GLP-1 stands for glucagon-like peptide-1. It is a hormone produced in the L-cells of the small intestine that plays a key role in blood sugar regulation, insulin secretion, and appetite signaling. GLP-1 is one of the two primary incretin hormones in the human body, the other being GIP.
What are incretins?
Incretins are a group of hormones released by the gastrointestinal tract in response to food intake. The two main incretins are GLP-1 (glucagon-like peptide-1) and GIP (glucose-dependent insulinotropic polypeptide). They stimulate insulin release in a glucose-dependent manner, suppress glucagon secretion, slow gastric emptying, and influence appetite through central nervous system pathways.
What is the difference between single, dual, and triple agonists?
Single agonists target one receptor — for example, semaglutide targets the GLP-1 receptor. Dual agonists target two receptors — tirzepatide targets both GLP-1 and GIP receptors. Triple agonists target three receptors — retatrutide targets GLP-1, GIP, and glucagon receptors. Each additional receptor target engages different physiological pathways, potentially broadening the metabolic effects of the therapy.
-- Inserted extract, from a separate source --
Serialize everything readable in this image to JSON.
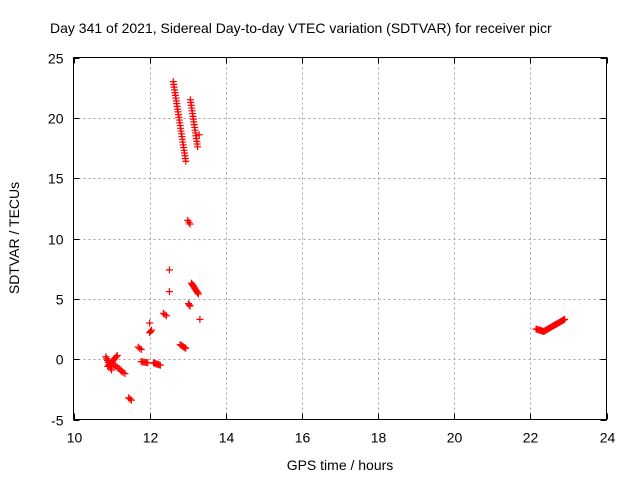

Is a "unit" the same as mg?
No. A "unit" on a syringe is a volume marking (typically 1 unit = 0.01 mL on a U-100 syringe), while mg (milligrams) is a unit of mass. The relationship between units and mg depends entirely on the concentration of the reconstituted solution. For example, 0.25 mg drawn from a 5 mg/mL solution requires a different volume than 0.25 mg from a 2 mg/mL solution. A dosage calculator can help you perform this conversion math.
Can a calculator tell me what dose to take?
No. PeptideUniv calculators are measurement math tools only. They convert between mg, mL, and syringe units based on the concentration you provide. They do not recommend dosages, treatment plans, or regimens. Always consult a licensed healthcare provider for personal dosing guidance and medical decisions.
Are GLP-1 peptides approved medications?
Some are and some are not. Semaglutide (marketed as Ozempic and Wegovy) and tirzepatide (marketed as Mounjaro and Zepbound) have received FDA approval for specific indications. Other compounds such as retatrutide, cagrilintide, survodutide, and mazdutide are investigational — meaning they are currently in clinical trials and have not yet received regulatory approval for any indication.